Les gros titres du jour, sécheresses et tornades, feux de forêt ardents et famines, me submergent, tout comme ceux d’hier et la peur de ceux de demain.

Je me sens impuissante. Depuis des mois, j’essaye de toutes mes forces de me libérer d’une structure embrouillée et de prendre avec moi autant de personnes que possible. Mais j’ai parfois l’impression que mes parents, mes voisin.e.s et mes ami.e.s ne m’écoutent même pas, comme s’iels n’avaient aucun intérêt à s’aider soi-même et à aider le reste du monde. Avec 42 gigatonnes de CO2 par année, nous fonçons à toute vitesse vers un abîme, et personne ne semble vouloir – ou pouvoir –  réduire l’allure. Ça me détruit quand je remarque que les humains se laissent mener par les normes et les modèles de la société et par les manipulations des puissantes grandes entreprises et institutions financières, comme moi par mon jeu de pensée. Iels se sentent attaqué.e.s personnellement quand j’essaye désespérément de me faire entendre. Pourquoi pensent-iels que je veux leur enlever, leur nier quelque chose ou les trahir ?

Je plonge mon regard dans la grisaille confuse à l’extérieur. Je me souviens de Sisyphe, qui doit éternellement pousser un rocher au sommet d’une montagne et dont la pierre retombe à chaque fois dans la vallée juste avant qu’il n’atteigne le sommet. A chaque impact sur le sol, le rocher emporte des gens dans la pauvreté, leur prend des terres, l’eau, la fertilité, leur pays. Il leur prend l’espoir d’une vie juste, là en bas, au pied de la montagne, au Sud. Je me sens responsable de retenir le bloc, de le hisser vers le haut de toutes mes forces. Mais les arêtes et les pointes de mon fardeau ne cessent de meurtrir mes mains, jusqu’à ce que ma douleur crie plus fort que mon utopie.

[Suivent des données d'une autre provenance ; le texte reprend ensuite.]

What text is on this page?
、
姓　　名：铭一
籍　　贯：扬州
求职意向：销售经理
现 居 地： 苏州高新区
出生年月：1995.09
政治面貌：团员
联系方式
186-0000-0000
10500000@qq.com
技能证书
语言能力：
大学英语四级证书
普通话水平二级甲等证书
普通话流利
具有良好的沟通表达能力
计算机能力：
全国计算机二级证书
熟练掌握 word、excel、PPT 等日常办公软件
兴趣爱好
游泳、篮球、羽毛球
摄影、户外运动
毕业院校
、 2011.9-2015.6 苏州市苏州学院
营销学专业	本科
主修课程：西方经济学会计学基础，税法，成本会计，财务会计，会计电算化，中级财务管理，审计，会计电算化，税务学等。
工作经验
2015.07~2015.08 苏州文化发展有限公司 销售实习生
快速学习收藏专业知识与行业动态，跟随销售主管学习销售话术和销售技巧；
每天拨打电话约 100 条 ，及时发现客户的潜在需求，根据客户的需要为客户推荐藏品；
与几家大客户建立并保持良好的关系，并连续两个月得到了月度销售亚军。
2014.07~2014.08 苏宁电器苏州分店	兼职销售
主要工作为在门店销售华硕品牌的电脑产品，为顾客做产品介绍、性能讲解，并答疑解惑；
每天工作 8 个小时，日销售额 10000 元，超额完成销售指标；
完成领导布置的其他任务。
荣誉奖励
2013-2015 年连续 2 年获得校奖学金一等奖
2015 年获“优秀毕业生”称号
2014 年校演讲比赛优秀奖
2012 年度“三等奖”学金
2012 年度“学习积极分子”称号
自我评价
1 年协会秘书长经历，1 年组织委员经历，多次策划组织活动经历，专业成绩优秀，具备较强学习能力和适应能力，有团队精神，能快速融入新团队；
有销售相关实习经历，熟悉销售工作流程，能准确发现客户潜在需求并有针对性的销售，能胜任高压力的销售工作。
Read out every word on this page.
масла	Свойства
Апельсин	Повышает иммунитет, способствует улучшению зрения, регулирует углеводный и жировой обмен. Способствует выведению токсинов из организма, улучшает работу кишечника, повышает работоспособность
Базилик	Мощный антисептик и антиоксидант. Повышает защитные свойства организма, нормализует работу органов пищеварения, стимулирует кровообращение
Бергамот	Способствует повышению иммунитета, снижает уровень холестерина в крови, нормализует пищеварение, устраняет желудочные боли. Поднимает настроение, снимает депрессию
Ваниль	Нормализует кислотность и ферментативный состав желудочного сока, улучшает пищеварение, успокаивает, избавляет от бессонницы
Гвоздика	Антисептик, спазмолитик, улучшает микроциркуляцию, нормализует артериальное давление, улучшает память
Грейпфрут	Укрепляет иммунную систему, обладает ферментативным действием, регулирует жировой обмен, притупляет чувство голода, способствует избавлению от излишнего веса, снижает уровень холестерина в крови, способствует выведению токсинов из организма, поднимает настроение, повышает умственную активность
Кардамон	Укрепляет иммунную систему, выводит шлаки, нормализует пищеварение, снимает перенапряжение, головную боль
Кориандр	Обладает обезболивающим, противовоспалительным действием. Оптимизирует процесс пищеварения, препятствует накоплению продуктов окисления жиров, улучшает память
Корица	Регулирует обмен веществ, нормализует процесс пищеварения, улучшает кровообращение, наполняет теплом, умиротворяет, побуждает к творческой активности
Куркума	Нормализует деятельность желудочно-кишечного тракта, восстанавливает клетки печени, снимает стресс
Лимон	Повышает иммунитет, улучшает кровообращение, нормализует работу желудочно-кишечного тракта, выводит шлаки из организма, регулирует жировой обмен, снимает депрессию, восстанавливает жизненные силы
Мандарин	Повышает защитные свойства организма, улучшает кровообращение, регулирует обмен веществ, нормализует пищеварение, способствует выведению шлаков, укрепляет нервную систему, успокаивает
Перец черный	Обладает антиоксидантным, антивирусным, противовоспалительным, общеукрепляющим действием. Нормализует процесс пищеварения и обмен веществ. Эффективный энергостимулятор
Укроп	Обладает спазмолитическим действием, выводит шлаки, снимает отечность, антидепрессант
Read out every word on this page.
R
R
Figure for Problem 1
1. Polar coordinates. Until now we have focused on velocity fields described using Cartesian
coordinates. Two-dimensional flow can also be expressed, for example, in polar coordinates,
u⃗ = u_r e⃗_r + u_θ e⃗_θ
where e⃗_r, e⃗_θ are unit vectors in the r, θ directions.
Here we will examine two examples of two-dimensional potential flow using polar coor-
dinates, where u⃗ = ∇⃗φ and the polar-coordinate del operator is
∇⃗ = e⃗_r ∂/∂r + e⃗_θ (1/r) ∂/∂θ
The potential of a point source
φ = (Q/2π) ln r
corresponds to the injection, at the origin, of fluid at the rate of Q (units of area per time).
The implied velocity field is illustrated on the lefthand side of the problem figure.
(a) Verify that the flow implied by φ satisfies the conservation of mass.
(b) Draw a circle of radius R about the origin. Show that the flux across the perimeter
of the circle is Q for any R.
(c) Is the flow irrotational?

Je plonge mon regard dans la grisaille confuse à l’extérieur. Je me souviens des visages déterminés qui se sont défendus coude à coude face à la politique injuste et destructrice des avides. Les paroles dénigrantes résonnent encore dans mes oreilles, les expressions de visage interrogatives et les regards compatissants, moqueurs quand je raconte de mon activisme, me font frissonner. Est-ce que je produis aussi quelque chose de sérieux dans ma vie, me demandent-iels. Iels demandent comment on peut seulement passer la journée entière à se battre pour le climat. Je suis obligée de me repérer dans ce système qui mène droit dans le mur. Je ne peux pas et ne veux pas être marginalisée, éliminée. Et je sais à quel point je suis privilégiée. Ça ne rend pas la chose plus facile. Si j’échoue, j’ai le sentiment que ça ne tient qu’à moi. Si je suis confuse et désorientée, que je n’arrive pas à m’extraire de mon lit, alors je pense que c’est uniquement et entièrement de ma faute. Je pourrais être tellement libre, mais je ne peux pas. Je pense aux masques indifférents de celleux qui n’ont fait qu’observer le cortège de la manifestation depuis le bord de la route et qui ont vite sorti leur portable pour un nouveau post sur leur profil Instagram. Mon coeur devient lourd. Il bat à grands intervalles, sourd et résigné.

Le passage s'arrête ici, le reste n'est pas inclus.